Нужно признать, правда, что не все современники отзывались о Воронцове столь же нелицеприятно. Были и такие, что восхищались им. Так, например, А. Я. Булгаков 1 октября 1828 года писал брату в связи со скандальной историей с Александром Раевским:
«Кажется, чего не достает нашему милому Воронцову? (…) Сколько у него есть завистников? Но ежели справедлива история, которую на ухо здесь рассказывают о поступке глупом молодого Раевского с графинею, то не должно ли это отравить спокойствие этого бесценного человека…»[46]
Да, отзыву Н. Н. Раевского (или Вигеля) можно противопоставить мнение А. Я. Булгакова, московского почтового директора с 1832 года (это он распечатал пушкинское письмо жене от 20–22 апреля 1834 года и отправил его Бенкендорфу!)…

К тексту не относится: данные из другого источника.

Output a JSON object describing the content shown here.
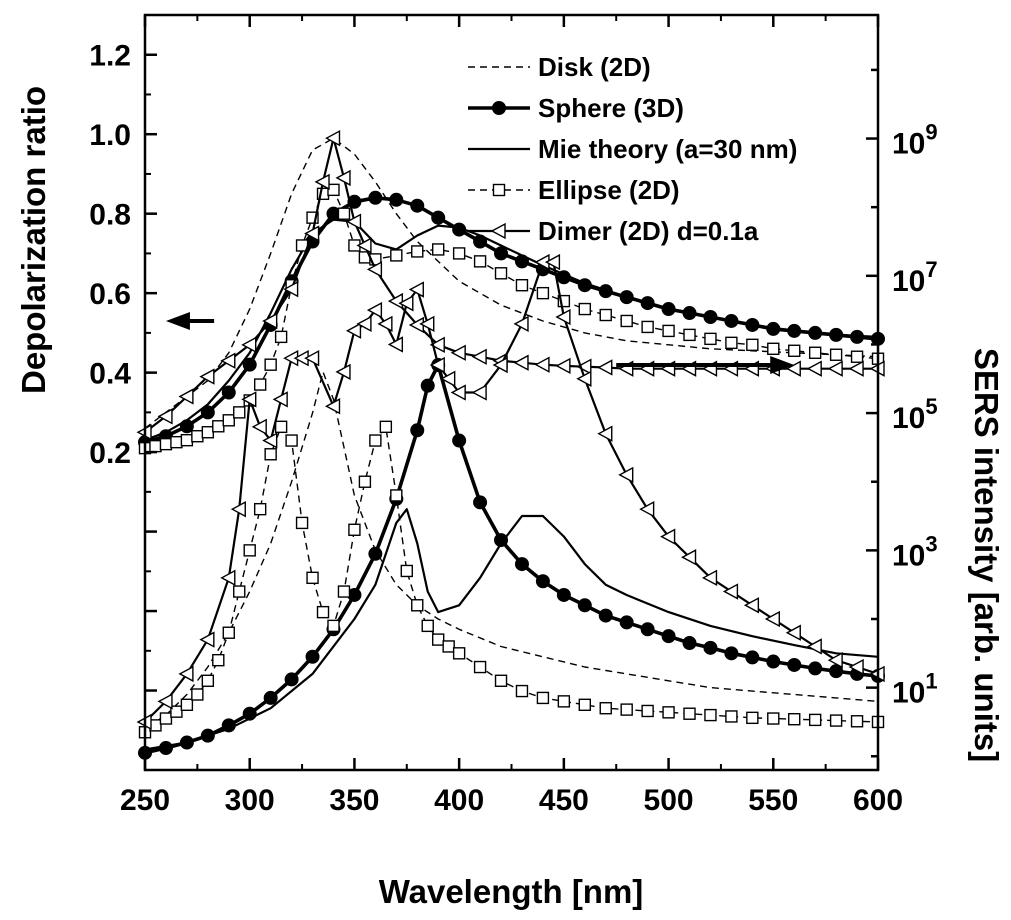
{
  "chart_data": {
    "type": "line",
    "xlabel": "Wavelength [nm]",
    "ylabel_left": "Depolarization ratio",
    "ylabel_right": "SERS intensity [arb. units]",
    "xlim": [
      250,
      600
    ],
    "x_ticks": [
      "250",
      "300",
      "350",
      "400",
      "450",
      "500",
      "550",
      "600"
    ],
    "ylim_left": [
      -0.6,
      1.3
    ],
    "y_ticks_left": [
      "0.2",
      "0.4",
      "0.6",
      "0.8",
      "1.0",
      "1.2"
    ],
    "y_scale_right": "log",
    "ylim_right_log10": [
      -0.2,
      10.8
    ],
    "y_ticks_right": [
      {
        "base": "10",
        "exp": "1"
      },
      {
        "base": "10",
        "exp": "3"
      },
      {
        "base": "10",
        "exp": "5"
      },
      {
        "base": "10",
        "exp": "7"
      },
      {
        "base": "10",
        "exp": "9"
      }
    ],
    "grid": false,
    "legend_position": "top-right",
    "arrows": [
      {
        "points_to": "left axis",
        "x": [
          283,
          260
        ],
        "y": [
          0.53,
          0.53
        ]
      },
      {
        "points_to": "right axis",
        "x": [
          475,
          560
        ],
        "y": [
          5.7,
          5.7
        ]
      }
    ],
    "series": [
      {
        "name": "Disk (2D)",
        "axis": "left",
        "style": "dashed",
        "marker": "none",
        "x": [
          250,
          260,
          270,
          280,
          290,
          300,
          310,
          320,
          330,
          340,
          350,
          360,
          370,
          380,
          390,
          400,
          420,
          440,
          460,
          480,
          500,
          520,
          540,
          560,
          580,
          600
        ],
        "y": [
          0.26,
          0.3,
          0.34,
          0.38,
          0.45,
          0.56,
          0.7,
          0.85,
          0.96,
          0.99,
          0.95,
          0.88,
          0.8,
          0.73,
          0.68,
          0.63,
          0.57,
          0.53,
          0.5,
          0.48,
          0.47,
          0.46,
          0.455,
          0.45,
          0.445,
          0.44
        ]
      },
      {
        "name": "Sphere (3D)",
        "axis": "left",
        "style": "solid-bold",
        "marker": "filled-circle",
        "x": [
          250,
          260,
          270,
          280,
          290,
          300,
          310,
          320,
          330,
          340,
          350,
          360,
          370,
          380,
          390,
          400,
          410,
          420,
          430,
          440,
          450,
          460,
          470,
          480,
          490,
          500,
          510,
          520,
          530,
          540,
          550,
          560,
          570,
          580,
          590,
          600
        ],
        "y": [
          0.225,
          0.24,
          0.265,
          0.3,
          0.35,
          0.42,
          0.52,
          0.63,
          0.73,
          0.8,
          0.83,
          0.84,
          0.835,
          0.82,
          0.79,
          0.76,
          0.73,
          0.7,
          0.68,
          0.66,
          0.64,
          0.62,
          0.605,
          0.59,
          0.575,
          0.56,
          0.55,
          0.54,
          0.53,
          0.52,
          0.51,
          0.505,
          0.5,
          0.495,
          0.49,
          0.485
        ]
      },
      {
        "name": "Mie theory (a=30 nm)",
        "axis": "left",
        "style": "solid",
        "marker": "none",
        "x": [
          250,
          260,
          270,
          280,
          290,
          300,
          310,
          320,
          330,
          340,
          350,
          360,
          370,
          380,
          390,
          400,
          410,
          420,
          440,
          460,
          480,
          500,
          520,
          540,
          560,
          580,
          600
        ],
        "y": [
          0.23,
          0.25,
          0.28,
          0.32,
          0.38,
          0.45,
          0.55,
          0.66,
          0.75,
          0.785,
          0.78,
          0.725,
          0.71,
          0.745,
          0.77,
          0.765,
          0.745,
          0.72,
          0.67,
          0.625,
          0.59,
          0.56,
          0.54,
          0.52,
          0.505,
          0.495,
          0.49
        ]
      },
      {
        "name": "Ellipse (2D)",
        "axis": "left",
        "style": "dashed",
        "marker": "open-square",
        "x": [
          250,
          255,
          260,
          265,
          270,
          275,
          280,
          285,
          290,
          295,
          300,
          305,
          310,
          315,
          320,
          325,
          330,
          335,
          340,
          345,
          350,
          355,
          360,
          370,
          380,
          390,
          400,
          410,
          420,
          430,
          440,
          450,
          460,
          470,
          480,
          490,
          500,
          510,
          520,
          530,
          540,
          550,
          560,
          570,
          580,
          590,
          600
        ],
        "y": [
          0.21,
          0.215,
          0.22,
          0.225,
          0.23,
          0.24,
          0.25,
          0.265,
          0.28,
          0.3,
          0.33,
          0.37,
          0.42,
          0.49,
          0.62,
          0.72,
          0.79,
          0.85,
          0.86,
          0.8,
          0.72,
          0.69,
          0.685,
          0.695,
          0.705,
          0.71,
          0.7,
          0.68,
          0.65,
          0.62,
          0.6,
          0.58,
          0.56,
          0.545,
          0.53,
          0.515,
          0.505,
          0.495,
          0.485,
          0.475,
          0.47,
          0.46,
          0.455,
          0.45,
          0.445,
          0.44,
          0.435
        ]
      },
      {
        "name": "Dimer (2D) d=0.1a",
        "axis": "left",
        "style": "solid",
        "marker": "open-triangle-left",
        "x": [
          250,
          260,
          270,
          280,
          290,
          300,
          310,
          320,
          330,
          335,
          340,
          345,
          350,
          355,
          360,
          370,
          380,
          390,
          400,
          410,
          420,
          430,
          440,
          450,
          460,
          470,
          480,
          490,
          500,
          510,
          520,
          530,
          540,
          550,
          560,
          570,
          580,
          590,
          600
        ],
        "y": [
          0.25,
          0.29,
          0.34,
          0.39,
          0.43,
          0.47,
          0.53,
          0.61,
          0.75,
          0.88,
          0.99,
          0.89,
          0.78,
          0.72,
          0.66,
          0.58,
          0.52,
          0.47,
          0.45,
          0.44,
          0.43,
          0.425,
          0.42,
          0.417,
          0.415,
          0.413,
          0.41,
          0.41,
          0.41,
          0.41,
          0.41,
          0.41,
          0.41,
          0.41,
          0.41,
          0.41,
          0.41,
          0.41,
          0.41
        ]
      },
      {
        "name": "Disk (2D)",
        "axis": "right",
        "style": "dashed",
        "marker": "none",
        "x": [
          250,
          260,
          270,
          280,
          290,
          300,
          310,
          320,
          330,
          335,
          340,
          345,
          350,
          360,
          370,
          380,
          390,
          400,
          420,
          440,
          460,
          480,
          500,
          520,
          540,
          560,
          580,
          600
        ],
        "y": [
          0.4,
          0.6,
          0.9,
          1.3,
          1.8,
          2.4,
          3.1,
          4.0,
          5.0,
          5.6,
          5.2,
          4.5,
          3.8,
          3.0,
          2.5,
          2.2,
          2.0,
          1.85,
          1.6,
          1.45,
          1.3,
          1.2,
          1.1,
          1.0,
          0.95,
          0.9,
          0.85,
          0.8
        ]
      },
      {
        "name": "Sphere (3D)",
        "axis": "right",
        "style": "solid-bold",
        "marker": "filled-circle",
        "x": [
          250,
          260,
          270,
          280,
          290,
          300,
          310,
          320,
          330,
          340,
          350,
          360,
          370,
          380,
          385,
          390,
          400,
          410,
          420,
          430,
          440,
          450,
          460,
          470,
          480,
          490,
          500,
          510,
          520,
          530,
          540,
          550,
          560,
          570,
          580,
          590,
          600
        ],
        "y": [
          0.05,
          0.12,
          0.2,
          0.3,
          0.45,
          0.62,
          0.85,
          1.12,
          1.45,
          1.85,
          2.35,
          2.95,
          3.75,
          4.75,
          5.4,
          5.7,
          4.6,
          3.7,
          3.15,
          2.8,
          2.55,
          2.35,
          2.2,
          2.05,
          1.95,
          1.85,
          1.75,
          1.65,
          1.58,
          1.5,
          1.44,
          1.38,
          1.33,
          1.28,
          1.24,
          1.2,
          1.17
        ]
      },
      {
        "name": "Mie theory (a=30 nm)",
        "axis": "right",
        "style": "solid",
        "marker": "none",
        "x": [
          250,
          270,
          290,
          310,
          330,
          350,
          360,
          370,
          375,
          380,
          385,
          390,
          400,
          410,
          420,
          430,
          440,
          450,
          460,
          470,
          480,
          500,
          520,
          540,
          560,
          580,
          600
        ],
        "y": [
          0.1,
          0.2,
          0.4,
          0.7,
          1.2,
          2.0,
          2.5,
          3.4,
          3.6,
          3.1,
          2.4,
          2.1,
          2.2,
          2.6,
          3.1,
          3.5,
          3.5,
          3.2,
          2.8,
          2.5,
          2.35,
          2.1,
          1.9,
          1.75,
          1.62,
          1.5,
          1.45
        ]
      },
      {
        "name": "Ellipse (2D)",
        "axis": "right",
        "style": "dashed",
        "marker": "open-square",
        "x": [
          250,
          255,
          260,
          265,
          270,
          275,
          280,
          285,
          290,
          295,
          300,
          305,
          310,
          315,
          320,
          325,
          330,
          335,
          340,
          345,
          350,
          355,
          360,
          365,
          370,
          375,
          380,
          385,
          390,
          395,
          400,
          410,
          420,
          430,
          440,
          450,
          460,
          470,
          480,
          490,
          500,
          510,
          520,
          530,
          540,
          550,
          560,
          570,
          580,
          590,
          600
        ],
        "y": [
          0.35,
          0.45,
          0.55,
          0.65,
          0.75,
          0.9,
          1.1,
          1.4,
          1.8,
          2.4,
          3.0,
          3.6,
          4.4,
          4.8,
          4.6,
          3.4,
          2.6,
          2.1,
          1.9,
          2.4,
          3.3,
          4.0,
          4.6,
          4.8,
          3.8,
          2.7,
          2.2,
          1.9,
          1.7,
          1.6,
          1.5,
          1.3,
          1.1,
          0.95,
          0.85,
          0.8,
          0.75,
          0.7,
          0.68,
          0.66,
          0.64,
          0.62,
          0.6,
          0.58,
          0.56,
          0.55,
          0.54,
          0.53,
          0.52,
          0.51,
          0.5
        ]
      },
      {
        "name": "Dimer (2D) d=0.1a",
        "axis": "right",
        "style": "solid",
        "marker": "open-triangle-left",
        "x": [
          250,
          260,
          270,
          280,
          290,
          295,
          300,
          305,
          310,
          315,
          320,
          325,
          330,
          340,
          345,
          350,
          355,
          360,
          365,
          370,
          375,
          380,
          385,
          390,
          395,
          400,
          410,
          420,
          430,
          440,
          445,
          450,
          460,
          470,
          480,
          490,
          500,
          510,
          520,
          530,
          540,
          550,
          560,
          570,
          580,
          590,
          600
        ],
        "y": [
          0.5,
          0.8,
          1.2,
          1.7,
          2.6,
          3.6,
          5.2,
          4.8,
          4.6,
          5.2,
          5.8,
          5.8,
          5.8,
          5.1,
          5.6,
          6.2,
          6.3,
          6.5,
          6.3,
          6.0,
          6.6,
          6.8,
          6.3,
          5.7,
          5.5,
          5.3,
          5.3,
          5.7,
          6.3,
          7.2,
          7.2,
          6.4,
          5.5,
          4.7,
          4.1,
          3.6,
          3.2,
          2.9,
          2.6,
          2.4,
          2.2,
          2.0,
          1.8,
          1.6,
          1.4,
          1.3,
          1.2
        ]
      }
    ]
  },
  "legend": {
    "items": [
      {
        "label": "Disk (2D)"
      },
      {
        "label": "Sphere (3D)"
      },
      {
        "label": "Mie theory (a=30 nm)"
      },
      {
        "label": "Ellipse (2D)"
      },
      {
        "label": "Dimer (2D) d=0.1a"
      }
    ]
  }
}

Но само сопоставление имен уже говорит за себя!
Поэтому Толстой в главе IX «Хаджи Мурата» все же представил Воронцова самодовольным сановником, не представляющим жизни без обладания властью и без покорности окружающих. Толстой отметил, в частности, что, являясь одним из «русских высших чиновников», Воронцов уделял немалое внимание своему личному благоустройству: «Он владел большим богатством — и своим и своей жены, графини Браницкой — и огромным получаемым содержанием в качестве наместника и тратил большую часть своих средств на устройство дворца и сада на южном берегу Крыма»[47]. Что ж, радение о личном благе черта общая для большинства именитых сановников, и Воронцов не является здесь исключением. Более выразителен центральный эпизод упомянутой главы:
«Разговорившийся генерал стал рассказывать про то, где он в другой раз столкнулся с Хаджи-Муратом.
— Ведь это он, — говорил генерал, — вы изволите помнить, ваше сиятельство, устроил в сухарную экспедицию засаду на выручке.
— Где? — переспросил Воронцов, щуря глаза.
Дело было в том, что храбрый генерал называл “выручкой” то дело в несчастном Даргинском походе, в котором действительно погиб бы весь отряд с князем Воронцовым, командовавшим им, если бы его не выручили вновь подошедшие войска. Всем было известно, что весь Даргинский поход, под начальством Воронцова, в котором русские потеряли много убитых и раненых и несколько пушек, был постыдным событием, и потому, если кто и говорил про этот поход при Воронцове, то говорил только в смысле, в котором Воронцов написал донесение царю, то есть, что это был блестящий подвиг русских войск. Словом же “выручка ” прямо указывалось на то, что это был не блестящий подвиг, а ошибка, погубившая многих людей. Все поняли это, и одни делали вид, что не замечают значения слов генерала, другие испуганно ожидали, что будет дальше; некоторые улыбаясь переглянулись.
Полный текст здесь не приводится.